The irony is that baseball score keeping is a pitch right in the wheelhouse of a younger generation, a generation that documents everything, usually with a cellphone. It’s a different way of taking pictures.
A commenter on the NPR blog captures the sentiment perfectly:
I have hand-written journals from my past that are like little time machines. That’s one way of keeping score. And it’s their imperfect nature that gives them character: the dog-eared pages, the changes in the slant and shape of the letters that reflect my mood at the time, a picture drawn in the margin, the wine and food stains.
I suppose I could have a nicely styled digital version, a blog or some such, but it would never ‘keep score’ with the same depth and breadth of my manual scribblings.
I also find it fascinating to read them years later and realize how much the past has changed, and keeps changing.
Today, I went to the Depository of All Things Important But Rarely Seen — the closet in the den — and dug around until I found these four scorecards I’d forgotten I had: Shea Stadium in 1985, Busch Stadium in St. Louis in 1994, Jacob’s Field in Cleveland in 1994, and the Metrodome in 1994.
Why I saved them, I don’t know, but each provided a unique snapshot of a moment for which I had no pictures.
July 24, 1985 was a day off for me when I worked in New York. It was a Thursday and the Mets had senior citizen discount day games on Thursdays back then. The scorecard reveals Pete Rose was playing. It was the last season in which he’d appear in more than 100 games. It also reveals the game was pretty dull, since I started sketching Shea Stadium. That must be the “art” Reusse was talking about.
The Twins-Indians game at the Dome in April ’94. The scorecard says I sat in Section 134. Row 1. Seats 3 & 4. Metrodome fans will recognize the location as the Twins bullpen:
The notes in the Coke logos reveal I was much more descriptive than I usually was (click image to enlarge). Kirby Puckett’s hitting streak ended at 22 that day, I noted. But you know what I remember? My son dropping his baseball glove into the Twins’ bullpen. Don’t ask me why. That’s baseball.
This game between the Pirates and Cardinals was my first exposure to St. Louis baseball, a baseball town like no other. The scorecard says I was in town for a conference of investigative reporters. But the scoring stops in the 7th inning.
The game was delayed by rain — lightning really. I was sitting in the last row at the very top of the old Busch Stadium when the lightning bolt hit not far away. The players ran off the field, the 42,000 people scurried for cover.

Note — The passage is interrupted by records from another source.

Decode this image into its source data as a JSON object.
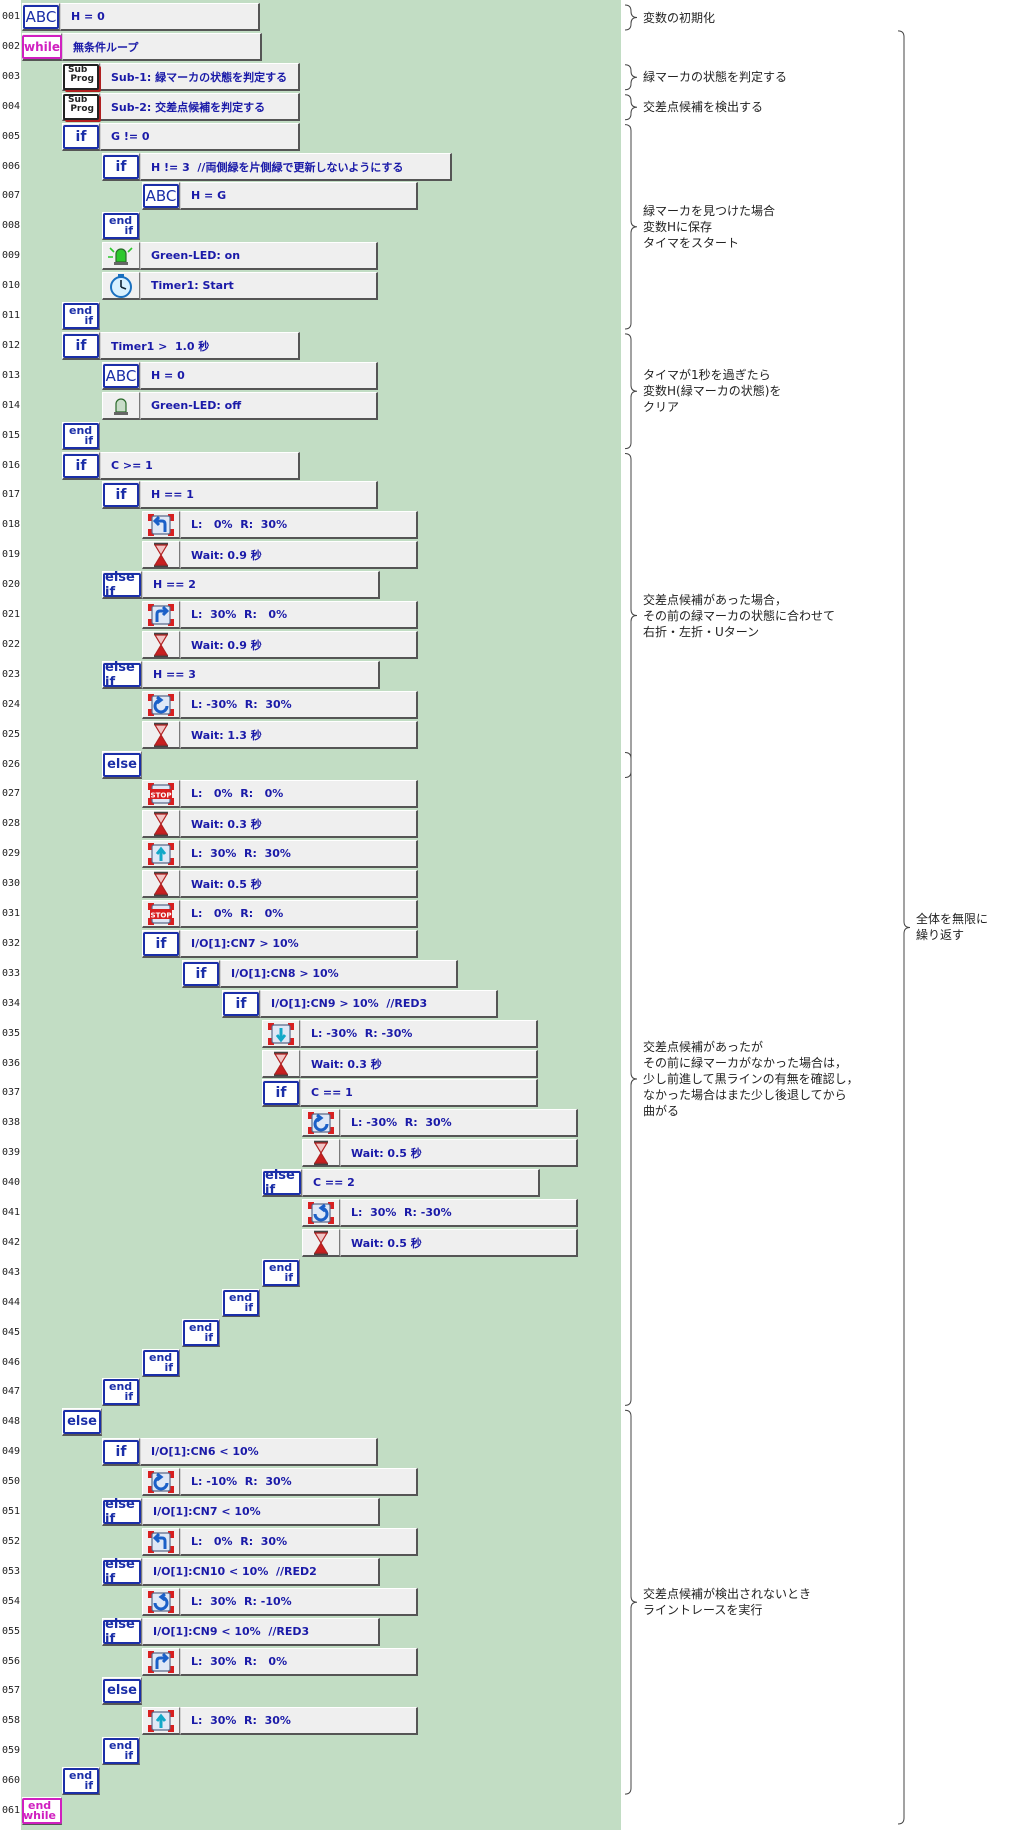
{
  "lines": [
    {
      "n": "001",
      "indent": 0,
      "icon": "abc",
      "text": "H = 0",
      "w": 200
    },
    {
      "n": "002",
      "indent": 0,
      "icon": "while",
      "text": "無条件ループ",
      "w": 200
    },
    {
      "n": "003",
      "indent": 1,
      "icon": "sub",
      "text": "Sub-1: 緑マーカの状態を判定する",
      "w": 200
    },
    {
      "n": "004",
      "indent": 1,
      "icon": "sub",
      "text": "Sub-2: 交差点候補を判定する",
      "w": 200
    },
    {
      "n": "005",
      "indent": 1,
      "icon": "if",
      "text": "G != 0",
      "w": 200
    },
    {
      "n": "006",
      "indent": 2,
      "icon": "if",
      "text": "H != 3  //両側緑を片側緑で更新しないようにする",
      "w": 312
    },
    {
      "n": "007",
      "indent": 3,
      "icon": "abc",
      "text": "H = G",
      "w": 238
    },
    {
      "n": "008",
      "indent": 2,
      "icon": "endif",
      "text": "",
      "w": 0
    },
    {
      "n": "009",
      "indent": 2,
      "icon": "led-on",
      "text": "Green-LED: on",
      "w": 238
    },
    {
      "n": "010",
      "indent": 2,
      "icon": "timer",
      "text": "Timer1: Start",
      "w": 238
    },
    {
      "n": "011",
      "indent": 1,
      "icon": "endif",
      "text": "",
      "w": 0
    },
    {
      "n": "012",
      "indent": 1,
      "icon": "if",
      "text": "Timer1 >  1.0 秒",
      "w": 200
    },
    {
      "n": "013",
      "indent": 2,
      "icon": "abc",
      "text": "H = 0",
      "w": 238
    },
    {
      "n": "014",
      "indent": 2,
      "icon": "led-off",
      "text": "Green-LED: off",
      "w": 238
    },
    {
      "n": "015",
      "indent": 1,
      "icon": "endif",
      "text": "",
      "w": 0
    },
    {
      "n": "016",
      "indent": 1,
      "icon": "if",
      "text": "C >= 1",
      "w": 200
    },
    {
      "n": "017",
      "indent": 2,
      "icon": "if",
      "text": "H == 1",
      "w": 238
    },
    {
      "n": "018",
      "indent": 3,
      "icon": "left",
      "text": "L:   0%  R:  30%",
      "w": 238
    },
    {
      "n": "019",
      "indent": 3,
      "icon": "wait",
      "text": "Wait: 0.9 秒",
      "w": 238
    },
    {
      "n": "020",
      "indent": 2,
      "icon": "elseif",
      "text": "H == 2",
      "w": 238
    },
    {
      "n": "021",
      "indent": 3,
      "icon": "right",
      "text": "L:  30%  R:   0%",
      "w": 238
    },
    {
      "n": "022",
      "indent": 3,
      "icon": "wait",
      "text": "Wait: 0.9 秒",
      "w": 238
    },
    {
      "n": "023",
      "indent": 2,
      "icon": "elseif",
      "text": "H == 3",
      "w": 238
    },
    {
      "n": "024",
      "indent": 3,
      "icon": "spinl",
      "text": "L: -30%  R:  30%",
      "w": 238
    },
    {
      "n": "025",
      "indent": 3,
      "icon": "wait",
      "text": "Wait: 1.3 秒",
      "w": 238
    },
    {
      "n": "026",
      "indent": 2,
      "icon": "else",
      "text": "",
      "w": 0
    },
    {
      "n": "027",
      "indent": 3,
      "icon": "stop",
      "text": "L:   0%  R:   0%",
      "w": 238
    },
    {
      "n": "028",
      "indent": 3,
      "icon": "wait",
      "text": "Wait: 0.3 秒",
      "w": 238
    },
    {
      "n": "029",
      "indent": 3,
      "icon": "fwd",
      "text": "L:  30%  R:  30%",
      "w": 238
    },
    {
      "n": "030",
      "indent": 3,
      "icon": "wait",
      "text": "Wait: 0.5 秒",
      "w": 238
    },
    {
      "n": "031",
      "indent": 3,
      "icon": "stop",
      "text": "L:   0%  R:   0%",
      "w": 238
    },
    {
      "n": "032",
      "indent": 3,
      "icon": "if",
      "text": "I/O[1]:CN7 > 10%",
      "w": 238
    },
    {
      "n": "033",
      "indent": 4,
      "icon": "if",
      "text": "I/O[1]:CN8 > 10%",
      "w": 238
    },
    {
      "n": "034",
      "indent": 5,
      "icon": "if",
      "text": "I/O[1]:CN9 > 10%  //RED3",
      "w": 238
    },
    {
      "n": "035",
      "indent": 6,
      "icon": "back",
      "text": "L: -30%  R: -30%",
      "w": 238
    },
    {
      "n": "036",
      "indent": 6,
      "icon": "wait",
      "text": "Wait: 0.3 秒",
      "w": 238
    },
    {
      "n": "037",
      "indent": 6,
      "icon": "if",
      "text": "C == 1",
      "w": 238
    },
    {
      "n": "038",
      "indent": 7,
      "icon": "spinl",
      "text": "L: -30%  R:  30%",
      "w": 238
    },
    {
      "n": "039",
      "indent": 7,
      "icon": "wait",
      "text": "Wait: 0.5 秒",
      "w": 238
    },
    {
      "n": "040",
      "indent": 6,
      "icon": "elseif",
      "text": "C == 2",
      "w": 238
    },
    {
      "n": "041",
      "indent": 7,
      "icon": "spinr",
      "text": "L:  30%  R: -30%",
      "w": 238
    },
    {
      "n": "042",
      "indent": 7,
      "icon": "wait",
      "text": "Wait: 0.5 秒",
      "w": 238
    },
    {
      "n": "043",
      "indent": 6,
      "icon": "endif",
      "text": "",
      "w": 0
    },
    {
      "n": "044",
      "indent": 5,
      "icon": "endif",
      "text": "",
      "w": 0
    },
    {
      "n": "045",
      "indent": 4,
      "icon": "endif",
      "text": "",
      "w": 0
    },
    {
      "n": "046",
      "indent": 3,
      "icon": "endif",
      "text": "",
      "w": 0
    },
    {
      "n": "047",
      "indent": 2,
      "icon": "endif",
      "text": "",
      "w": 0
    },
    {
      "n": "048",
      "indent": 1,
      "icon": "else",
      "text": "",
      "w": 0
    },
    {
      "n": "049",
      "indent": 2,
      "icon": "if",
      "text": "I/O[1]:CN6 < 10%",
      "w": 238
    },
    {
      "n": "050",
      "indent": 3,
      "icon": "spinl",
      "text": "L: -10%  R:  30%",
      "w": 238
    },
    {
      "n": "051",
      "indent": 2,
      "icon": "elseif",
      "text": "I/O[1]:CN7 < 10%",
      "w": 238
    },
    {
      "n": "052",
      "indent": 3,
      "icon": "left",
      "text": "L:   0%  R:  30%",
      "w": 238
    },
    {
      "n": "053",
      "indent": 2,
      "icon": "elseif",
      "text": "I/O[1]:CN10 < 10%  //RED2",
      "w": 238
    },
    {
      "n": "054",
      "indent": 3,
      "icon": "spinr",
      "text": "L:  30%  R: -10%",
      "w": 238
    },
    {
      "n": "055",
      "indent": 2,
      "icon": "elseif",
      "text": "I/O[1]:CN9 < 10%  //RED3",
      "w": 238
    },
    {
      "n": "056",
      "indent": 3,
      "icon": "right",
      "text": "L:  30%  R:   0%",
      "w": 238
    },
    {
      "n": "057",
      "indent": 2,
      "icon": "else",
      "text": "",
      "w": 0
    },
    {
      "n": "058",
      "indent": 3,
      "icon": "fwd",
      "text": "L:  30%  R:  30%",
      "w": 238
    },
    {
      "n": "059",
      "indent": 2,
      "icon": "endif",
      "text": "",
      "w": 0
    },
    {
      "n": "060",
      "indent": 1,
      "icon": "endif",
      "text": "",
      "w": 0
    },
    {
      "n": "061",
      "indent": 0,
      "icon": "endwhile",
      "text": "",
      "w": 0
    }
  ],
  "keywords": {
    "abc": "ABC",
    "while": "while",
    "if": "if",
    "elseif": "else if",
    "else": "else",
    "end": "end",
    "if2": "if",
    "while2": "while",
    "sub1": "Sub",
    "sub2": "Prog",
    "stop": "STOP"
  },
  "annotations": [
    {
      "text": "変数の初期化",
      "from": 1,
      "to": 1
    },
    {
      "text": "緑マーカの状態を判定する",
      "from": 3,
      "to": 3
    },
    {
      "text": "交差点候補を検出する",
      "from": 4,
      "to": 4
    },
    {
      "text": "緑マーカを見つけた場合\n変数Hに保存\nタイマをスタート",
      "from": 5,
      "to": 11
    },
    {
      "text": "タイマが1秒を過ぎたら\n変数H(緑マーカの状態)を\nクリア",
      "from": 12,
      "to": 15
    },
    {
      "text": "交差点候補があった場合，\nその前の緑マーカの状態に合わせて\n右折・左折・Uターン",
      "from": 16,
      "to": 26
    },
    {
      "text": "交差点候補があったが\nその前に緑マーカがなかった場合は，\n少し前進して黒ラインの有無を確認し，\nなかった場合はまた少し後退してから\n曲がる",
      "from": 26,
      "to": 47
    },
    {
      "text": "交差点候補が検出されないとき\nライントレースを実行",
      "from": 48,
      "to": 60
    }
  ],
  "outer_annotation": {
    "text": "全体を無限に\n繰り返す",
    "from": 2,
    "to": 61
  },
  "colors": {
    "blue": "#1b2fa8",
    "pink": "#d020c0",
    "green": "#c2ddc4",
    "robot_red": "#d82020"
  }
}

I stayed after thinking, “I can’t think of a better way to go than being hit by lightning at a baseball game.” I should’ve written that down.
And this one from Jacob’s Field brought back particular memories. We had moved to Minnesota just two years earlier and we were driving back to Massachusetts, stopping first to see the new ballpark in Cleveland and meet other fans I’d met online (this was the early days of the web). I wrote that we sat in Section 255 Row U, Seats 1-4, a skyview spot to watch the ascension of one franchise, and the pitiful decline of another.
A few weeks after this game, baseball went on strike and the season was never completed.
But there was something more significant to this game. It was the last time I ever bought a scorecard and kept score at a baseball game.